We transform the samples back to the constrained space and compute the mean of both parameters:

samples_constrained = [map(softplus, p) for p in samples]
mean_samples = mean(samples_constrained)

2-element Vector{Float64}:
 2.31725033692087
 2.261365939249381

We plot a histogram of the samples for the two parameters. The vertical line in each graph indicates the mean of the samples.

histogram(
    reduce(hcat, samples_constrained)';
    xlabel="sample",
    ylabel="counts",
    layout=2,
    title=["variance" "inverse length scale"],
    legend=false,
)
vline!(mean_samples'; linewidth=2)

We approximate the log-likelihood of the test data using the posterior Gaussian processes for kernels with the sampled kernel parameters. We can observe that there is a significant improvement over the log-likelihood of the test data with respect to the posterior Gaussian process with default kernel parameters of value 1.

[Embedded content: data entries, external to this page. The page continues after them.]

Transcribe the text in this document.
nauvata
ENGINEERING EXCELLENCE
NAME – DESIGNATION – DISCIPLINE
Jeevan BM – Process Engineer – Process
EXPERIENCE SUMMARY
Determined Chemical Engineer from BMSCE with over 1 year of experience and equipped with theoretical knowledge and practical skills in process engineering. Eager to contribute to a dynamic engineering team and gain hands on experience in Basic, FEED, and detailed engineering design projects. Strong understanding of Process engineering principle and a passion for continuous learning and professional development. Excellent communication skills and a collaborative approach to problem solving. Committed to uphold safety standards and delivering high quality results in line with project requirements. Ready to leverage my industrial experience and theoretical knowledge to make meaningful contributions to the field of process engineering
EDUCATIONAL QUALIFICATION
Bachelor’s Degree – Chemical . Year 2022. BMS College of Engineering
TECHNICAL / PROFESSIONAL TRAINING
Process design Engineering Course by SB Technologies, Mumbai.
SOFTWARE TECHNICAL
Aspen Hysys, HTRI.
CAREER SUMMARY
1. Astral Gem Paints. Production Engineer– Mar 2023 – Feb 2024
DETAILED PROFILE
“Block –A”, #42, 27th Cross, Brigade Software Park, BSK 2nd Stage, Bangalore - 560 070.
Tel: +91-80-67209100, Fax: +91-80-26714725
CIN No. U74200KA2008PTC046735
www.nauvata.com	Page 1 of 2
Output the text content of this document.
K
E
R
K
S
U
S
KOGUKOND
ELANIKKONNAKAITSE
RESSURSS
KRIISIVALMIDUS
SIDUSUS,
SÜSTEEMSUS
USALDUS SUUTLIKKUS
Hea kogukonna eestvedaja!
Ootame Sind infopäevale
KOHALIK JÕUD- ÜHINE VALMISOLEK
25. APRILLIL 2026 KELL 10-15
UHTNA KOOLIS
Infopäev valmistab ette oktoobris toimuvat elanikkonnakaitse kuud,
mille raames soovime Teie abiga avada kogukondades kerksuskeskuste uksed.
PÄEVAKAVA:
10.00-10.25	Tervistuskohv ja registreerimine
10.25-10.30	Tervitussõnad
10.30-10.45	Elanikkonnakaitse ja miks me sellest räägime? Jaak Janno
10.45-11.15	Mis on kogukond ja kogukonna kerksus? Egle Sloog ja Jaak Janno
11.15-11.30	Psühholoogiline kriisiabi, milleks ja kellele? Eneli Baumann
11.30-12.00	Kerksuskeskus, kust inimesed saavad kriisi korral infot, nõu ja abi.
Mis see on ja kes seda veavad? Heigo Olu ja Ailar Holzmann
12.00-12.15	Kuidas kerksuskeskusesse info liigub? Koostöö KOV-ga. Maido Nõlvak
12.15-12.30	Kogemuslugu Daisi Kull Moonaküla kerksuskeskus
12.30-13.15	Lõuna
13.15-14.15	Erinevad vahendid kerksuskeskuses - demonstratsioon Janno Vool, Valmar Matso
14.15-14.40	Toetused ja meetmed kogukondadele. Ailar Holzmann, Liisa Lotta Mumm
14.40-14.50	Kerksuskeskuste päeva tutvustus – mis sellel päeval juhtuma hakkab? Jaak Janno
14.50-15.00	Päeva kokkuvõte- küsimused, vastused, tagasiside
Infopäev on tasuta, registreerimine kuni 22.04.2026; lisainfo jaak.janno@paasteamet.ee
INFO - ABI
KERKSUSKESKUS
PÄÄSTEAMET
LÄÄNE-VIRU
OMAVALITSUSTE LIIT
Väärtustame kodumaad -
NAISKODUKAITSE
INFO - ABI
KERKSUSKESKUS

function gp_posterior(x, y, p)
    kernel = softplus(p[1]) * (Matern52Kernel() ∘ ScaleTransform(softplus(p[2])))
    f = GP(kernel)
    return posterior(f(x, noise_var), y)
end

mean(logpdf(gp_posterior(x_train, y_train, p)(x_test, noise_var), y_test) for p in samples)

-1.0013167293696807

We sample 5 functions from each posterior GP given by the final 100 samples of kernel parameters.

plt = plot(; xlim=(0, 1), xlabel="x", ylabel="y", title="posterior (AdvancedHMC)")
for (i, p) in enumerate(samples[(end - 100):end])
    sampleplot!(
        plt,
        0:0.02:1,
        gp_posterior(x_train, y_train, p);
        samples=5,
        seriescolor="red",
        label=(i == 1 ? "samples" : nothing),
    )
end
scatter!(plt, x_train, y_train; label="Train Data", markercolor=1)
scatter!(plt, x_test, y_test; label="Test Data", markercolor=2)
plt

DynamicHMC

We repeat the inference with DynamicHMC.

using DynamicHMC

samples =
    mcmc_with_warmup(
        Random.GLOBAL_RNG, logjoint_train, n_samples; reporter=NoProgressReport()
    ).posterior_matrix

We transform the samples back to the constrained space and compute the mean of both parameters:

samples_constrained = map(softplus, samples)
mean_samples = vec(mean(samples_constrained; dims=2))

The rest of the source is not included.